Охваченная смутной тревогой, Сильви взяла письмо, наблюдая за Франсуа, который, внезапно нахмурившись, опустил девочку на пол. Она сломала печать и быстро пробежала глазами письмо, что с ее стороны было своего рода подвигом, ибо почерк победителя в битве при Рокруа был столь же своеобразным, сколь и неразборчивым. Наконец Сильви, с облегчением вздохнув, сказала:
— Принц пишет мне из Шантийи. Он сообщает, что под Фюрном был ранен, но его вынес с поля боя мой муж. Этот героический поступок стоил моему мужу ранения и даже плена. Но испанский комендант осажденного города объявил, что жизнь моего мужа вне опасности, что с ним будут обращаться достойно, как с дворянином, однако потребуют выкуп… Принц добавляет, чтобы я не беспокоилась и что он сам займется освобождением лучшего из своих офицеров…
— Находясь в Шантийи? — саркастически бросил Бофор. — Принц, без сомнения, выдающийся полководец, но иногда несет сущий вздор!
— Вы можете предложить что-нибудь лучшее? — с волнением спросила Сильви.
— Да, госпожа герцогиня! Я, изгнанник, я, беглый узник, поеду в Фюрн, чтобы убедиться, не смогу ли я вернуть вам вашего драгоценнейшего супруга!
Отпустив низкий, до самого пола, поклон, он выбежал из комнаты.
— Франсуа! — крикнула вслед молодая женщина. — Постойте!
Но герцог де Бофор уже исчез.
13. ХЛЕБ ДЛЯ ПАРИЖА!
Проходили недели, но ни Бофор, ни Фонсом не появлялись, и никто не знал, что с ними. Принц де Конде находился на водах в Бурбоне — лечил свою рану. Париж почти успокоился, но спокойствие это было непрочным. Город словно замер в ожидании. Ободренный недавним успехом парламент твердо стоял на своем, не отказываясь от возможности добиться реформ.
Однако было невозможно повторить День баррикад. По воле судьбы, пришедшей на помощь Мазарини, брат короля принц Филипп, герцог Анжуйский, подхватил оспу. Это стало великолепным поводом удалить из Парижа и короля, и его мать! Жизнь короля следовало всячески оберегать! Больной мальчик остался в Пале-Рояле, сердце королевы разрывалось от жалости к сыну. Поскольку она очень боялась за Филиппа, ее первый конюший де Береген тайком вернулся в Париж. Завернув в одеяла еще мечущегося в жару ребенка, он спрятал его в багажном сундуке своей кареты и доставил Анне Австрийской. Новый переворот и волнения были бы в это время очень некстати: в нескольких сотнях километров от Парижа, в Германии, представители Франции, Швеции и Священной империи обсуждали последние статьи Вестфальского договора, которому суждено было положить конец Тридцатилетней войне. 24 октября подписали мир, закрепляющий за Францией все права на Эльзас, три епископства (города Мец, Туль, Верден), а на правом берегу Рейна — на Филиппсбург и Брейзах. Несколько сот немецких князей по этому договору получали самостоятельность, хотя и под опекой императора. В договоре отсутствовал один, но важный участник — Испания, с которой Франция, казалось, не развяжется никогда… Двор возвратился в Париж для участия в торжественной благодарственной мессе.

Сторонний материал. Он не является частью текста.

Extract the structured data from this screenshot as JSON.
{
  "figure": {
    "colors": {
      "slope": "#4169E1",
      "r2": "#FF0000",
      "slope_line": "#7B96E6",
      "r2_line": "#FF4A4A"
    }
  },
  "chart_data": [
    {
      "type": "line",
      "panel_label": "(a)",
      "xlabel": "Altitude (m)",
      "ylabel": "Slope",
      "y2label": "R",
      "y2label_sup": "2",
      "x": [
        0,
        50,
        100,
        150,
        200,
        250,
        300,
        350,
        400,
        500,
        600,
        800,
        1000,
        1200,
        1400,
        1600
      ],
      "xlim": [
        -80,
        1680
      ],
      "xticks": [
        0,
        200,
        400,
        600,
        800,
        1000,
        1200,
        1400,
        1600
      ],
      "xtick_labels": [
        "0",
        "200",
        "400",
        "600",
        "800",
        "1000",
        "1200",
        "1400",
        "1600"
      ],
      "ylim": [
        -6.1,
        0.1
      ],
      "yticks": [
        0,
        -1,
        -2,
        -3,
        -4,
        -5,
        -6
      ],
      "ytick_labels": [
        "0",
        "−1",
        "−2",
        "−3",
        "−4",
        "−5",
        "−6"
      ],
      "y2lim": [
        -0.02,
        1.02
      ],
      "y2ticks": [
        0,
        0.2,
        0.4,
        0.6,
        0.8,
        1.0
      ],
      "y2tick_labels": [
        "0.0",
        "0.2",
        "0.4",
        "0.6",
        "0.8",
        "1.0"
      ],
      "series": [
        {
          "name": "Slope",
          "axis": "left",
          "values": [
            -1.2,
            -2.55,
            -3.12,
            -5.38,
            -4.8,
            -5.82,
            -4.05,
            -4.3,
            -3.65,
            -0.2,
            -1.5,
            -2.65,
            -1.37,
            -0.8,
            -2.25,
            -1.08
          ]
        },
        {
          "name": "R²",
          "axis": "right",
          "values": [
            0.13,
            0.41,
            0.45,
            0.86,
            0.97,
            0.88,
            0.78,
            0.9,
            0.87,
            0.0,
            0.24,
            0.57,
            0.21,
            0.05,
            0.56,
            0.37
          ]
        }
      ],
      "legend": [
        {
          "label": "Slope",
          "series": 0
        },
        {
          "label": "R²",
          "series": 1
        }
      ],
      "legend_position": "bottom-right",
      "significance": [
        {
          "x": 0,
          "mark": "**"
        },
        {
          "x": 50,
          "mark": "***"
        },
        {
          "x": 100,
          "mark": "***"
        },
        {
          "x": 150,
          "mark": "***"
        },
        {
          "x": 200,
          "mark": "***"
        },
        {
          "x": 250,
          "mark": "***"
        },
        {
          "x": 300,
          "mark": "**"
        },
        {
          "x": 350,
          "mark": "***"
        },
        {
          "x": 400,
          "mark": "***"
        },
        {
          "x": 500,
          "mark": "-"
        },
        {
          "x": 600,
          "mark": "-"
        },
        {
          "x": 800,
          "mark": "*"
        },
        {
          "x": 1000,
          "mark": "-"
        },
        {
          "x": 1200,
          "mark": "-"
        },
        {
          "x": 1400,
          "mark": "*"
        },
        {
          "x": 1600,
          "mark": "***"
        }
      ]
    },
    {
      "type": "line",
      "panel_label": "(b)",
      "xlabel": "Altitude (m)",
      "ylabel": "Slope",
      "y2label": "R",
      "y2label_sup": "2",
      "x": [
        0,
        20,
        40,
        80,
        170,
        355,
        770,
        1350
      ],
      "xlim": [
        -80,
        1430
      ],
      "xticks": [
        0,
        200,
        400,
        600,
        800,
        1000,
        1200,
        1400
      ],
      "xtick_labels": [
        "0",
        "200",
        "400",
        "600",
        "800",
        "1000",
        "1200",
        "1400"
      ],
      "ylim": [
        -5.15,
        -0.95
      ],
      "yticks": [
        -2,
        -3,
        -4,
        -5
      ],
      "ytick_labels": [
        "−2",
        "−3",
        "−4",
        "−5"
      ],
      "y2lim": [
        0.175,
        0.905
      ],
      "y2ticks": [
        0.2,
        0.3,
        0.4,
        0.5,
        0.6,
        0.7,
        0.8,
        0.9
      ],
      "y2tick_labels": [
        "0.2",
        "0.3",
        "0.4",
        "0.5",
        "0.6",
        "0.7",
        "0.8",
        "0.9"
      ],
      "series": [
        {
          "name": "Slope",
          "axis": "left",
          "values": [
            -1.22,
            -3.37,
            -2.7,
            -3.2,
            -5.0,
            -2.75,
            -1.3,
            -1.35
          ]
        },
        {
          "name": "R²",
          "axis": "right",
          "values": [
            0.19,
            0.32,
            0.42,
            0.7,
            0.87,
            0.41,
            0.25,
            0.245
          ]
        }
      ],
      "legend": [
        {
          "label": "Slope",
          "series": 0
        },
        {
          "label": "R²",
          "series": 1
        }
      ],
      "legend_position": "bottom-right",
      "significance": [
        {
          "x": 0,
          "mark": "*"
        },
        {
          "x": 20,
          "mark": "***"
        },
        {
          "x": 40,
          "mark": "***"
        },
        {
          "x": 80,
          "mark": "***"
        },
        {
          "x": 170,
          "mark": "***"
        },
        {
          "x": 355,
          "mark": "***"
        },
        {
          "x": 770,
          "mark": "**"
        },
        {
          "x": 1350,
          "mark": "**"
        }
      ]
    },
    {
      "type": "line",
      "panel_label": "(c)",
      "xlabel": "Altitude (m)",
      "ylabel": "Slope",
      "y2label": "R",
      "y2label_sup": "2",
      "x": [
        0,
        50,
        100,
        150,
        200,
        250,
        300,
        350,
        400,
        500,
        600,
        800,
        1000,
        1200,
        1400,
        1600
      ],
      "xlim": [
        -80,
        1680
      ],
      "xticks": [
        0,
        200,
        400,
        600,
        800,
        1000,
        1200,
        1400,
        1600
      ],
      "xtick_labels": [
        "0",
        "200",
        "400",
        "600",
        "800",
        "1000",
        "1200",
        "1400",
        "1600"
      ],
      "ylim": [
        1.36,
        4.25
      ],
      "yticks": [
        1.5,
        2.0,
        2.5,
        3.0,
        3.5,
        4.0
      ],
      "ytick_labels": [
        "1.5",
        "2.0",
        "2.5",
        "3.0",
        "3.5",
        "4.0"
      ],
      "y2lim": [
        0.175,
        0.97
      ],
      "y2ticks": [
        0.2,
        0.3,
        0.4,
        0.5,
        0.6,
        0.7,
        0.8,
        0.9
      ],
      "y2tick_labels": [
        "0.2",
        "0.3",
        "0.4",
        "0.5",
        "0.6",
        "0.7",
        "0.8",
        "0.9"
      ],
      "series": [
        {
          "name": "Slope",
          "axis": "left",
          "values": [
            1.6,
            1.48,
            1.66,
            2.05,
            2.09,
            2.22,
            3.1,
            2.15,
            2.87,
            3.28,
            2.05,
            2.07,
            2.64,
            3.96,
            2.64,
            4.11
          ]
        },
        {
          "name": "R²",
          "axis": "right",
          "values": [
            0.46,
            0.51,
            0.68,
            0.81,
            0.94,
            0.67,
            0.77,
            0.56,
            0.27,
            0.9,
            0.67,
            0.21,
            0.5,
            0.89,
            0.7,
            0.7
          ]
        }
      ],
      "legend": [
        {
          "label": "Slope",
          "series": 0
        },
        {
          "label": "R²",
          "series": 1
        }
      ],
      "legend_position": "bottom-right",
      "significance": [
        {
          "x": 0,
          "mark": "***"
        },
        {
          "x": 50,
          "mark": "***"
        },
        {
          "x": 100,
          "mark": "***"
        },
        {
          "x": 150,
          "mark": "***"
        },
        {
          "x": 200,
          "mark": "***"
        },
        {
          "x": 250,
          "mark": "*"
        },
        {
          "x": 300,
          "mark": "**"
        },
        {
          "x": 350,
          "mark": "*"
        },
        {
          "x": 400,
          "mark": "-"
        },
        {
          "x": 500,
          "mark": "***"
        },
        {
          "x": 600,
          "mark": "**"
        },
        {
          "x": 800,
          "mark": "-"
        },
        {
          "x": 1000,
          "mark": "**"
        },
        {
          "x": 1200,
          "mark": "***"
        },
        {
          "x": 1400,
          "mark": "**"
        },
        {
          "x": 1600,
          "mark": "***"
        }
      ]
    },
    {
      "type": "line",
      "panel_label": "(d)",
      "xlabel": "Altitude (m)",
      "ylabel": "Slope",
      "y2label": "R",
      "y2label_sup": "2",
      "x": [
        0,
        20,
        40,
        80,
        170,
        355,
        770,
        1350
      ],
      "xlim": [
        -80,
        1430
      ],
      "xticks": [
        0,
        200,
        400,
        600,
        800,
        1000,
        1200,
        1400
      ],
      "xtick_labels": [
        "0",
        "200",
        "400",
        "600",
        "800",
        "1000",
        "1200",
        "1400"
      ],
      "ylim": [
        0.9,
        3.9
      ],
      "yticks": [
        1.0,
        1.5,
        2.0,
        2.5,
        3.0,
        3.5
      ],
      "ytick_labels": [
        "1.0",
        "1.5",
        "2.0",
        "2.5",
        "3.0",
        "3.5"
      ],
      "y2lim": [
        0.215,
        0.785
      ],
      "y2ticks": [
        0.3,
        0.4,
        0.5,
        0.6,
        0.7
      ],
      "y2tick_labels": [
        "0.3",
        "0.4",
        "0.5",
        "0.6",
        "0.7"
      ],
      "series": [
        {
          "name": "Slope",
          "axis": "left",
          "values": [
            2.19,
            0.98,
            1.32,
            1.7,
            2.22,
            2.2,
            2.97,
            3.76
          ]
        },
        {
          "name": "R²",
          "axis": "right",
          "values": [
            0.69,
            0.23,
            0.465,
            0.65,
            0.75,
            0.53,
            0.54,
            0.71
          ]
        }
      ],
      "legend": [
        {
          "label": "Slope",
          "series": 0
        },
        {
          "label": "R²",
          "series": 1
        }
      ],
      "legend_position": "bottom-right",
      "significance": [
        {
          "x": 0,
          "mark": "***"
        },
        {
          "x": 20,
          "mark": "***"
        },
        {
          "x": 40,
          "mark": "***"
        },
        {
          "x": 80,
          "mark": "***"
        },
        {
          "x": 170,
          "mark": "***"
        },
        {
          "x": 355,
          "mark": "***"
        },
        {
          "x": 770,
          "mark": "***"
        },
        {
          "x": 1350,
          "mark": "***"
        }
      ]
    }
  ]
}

В Конфлане Сильви слышала, как звонят колокола всех церквей, возвещая столь долгожданный мир, и радовалась ему, надеясь на скорое возвращение Жана. Два последних месяца она прожила спокойно, проводя долгие часы с малышкой Мари.
Королева, принимая во внимание здоровье Мари, разрешила Сильви не приезжать в Рюэль, за что Cильви была благодарна Анне Австрийской.